30 September 2008

grow our own food?

A friend last night said, "i have not been anxious until today." Well, I got anxious sometime last week, but yesterday definitely made it worse.

Another friend said, "well, if we really trust God, we know he'll take us through this." Yes, but the primary means of grace on earth, now, are people - God's people - and, at least i believe, he has given us gifts, like wisdom, to get us through things. So we don't stick our head in the sand - even if the entire time its in there we are praying. Because we are called to repair, not just to have faith. Not to mention that we made it through the great depression and two world wars - we made it through, yes, though God's grace, but it wasn't like people didn't have to get out there and hoe the fields because they were praying hard enough.
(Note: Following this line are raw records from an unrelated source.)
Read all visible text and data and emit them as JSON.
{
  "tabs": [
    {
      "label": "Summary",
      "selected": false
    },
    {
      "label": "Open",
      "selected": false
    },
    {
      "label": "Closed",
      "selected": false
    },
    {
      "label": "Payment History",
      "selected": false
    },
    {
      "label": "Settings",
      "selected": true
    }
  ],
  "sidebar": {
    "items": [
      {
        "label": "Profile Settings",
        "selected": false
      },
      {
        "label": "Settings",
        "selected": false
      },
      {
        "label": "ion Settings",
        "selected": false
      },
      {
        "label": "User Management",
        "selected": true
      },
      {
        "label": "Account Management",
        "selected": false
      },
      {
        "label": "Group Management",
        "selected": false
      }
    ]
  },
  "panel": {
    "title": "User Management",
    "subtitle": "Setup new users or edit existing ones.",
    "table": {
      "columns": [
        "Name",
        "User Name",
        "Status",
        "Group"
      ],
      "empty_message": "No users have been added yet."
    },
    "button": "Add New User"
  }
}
Which brings me to the title of this post - how well equipped are we really to take care of ourselves when we cannot run to the bakery for bread and the grocery store for every item under the sun, not to mention walmart for aluminum foil, etc.

Could Paul and I grow a substantial amount of the food that we eat? and will we have to? and whether we have to or not, isn't it a good idea to know how? and even if it isn't due to poverty, wouldn't it be better anyway?

wonder if the fondren association would be upset if we kept a dairy goat in our back yard?

anyway, i'm anxious. about all sorts of things, but especially our lack of ability, as a society, to be remotely self-sufficient. how much of our food do we import? how much of it do we make at home? wonder what my grandfather is thinking about all of this? he lived through the first great depression. wonder if my baby brother who is in the midst of freshman-at-ole-miss-free-for-all is wondering whether he'll forever have unlimited keystone light?

I am thankful for our lack of debt. thankful for my babies. thankful for the equity in my house. and thankful for my ability to create meals that cost 3.00 total. perhaps our recent endeavor into less money has been a blessing in disguise - a blessing preparing us for longterm 3.00 meals.

i don't like the idea of that. dammit.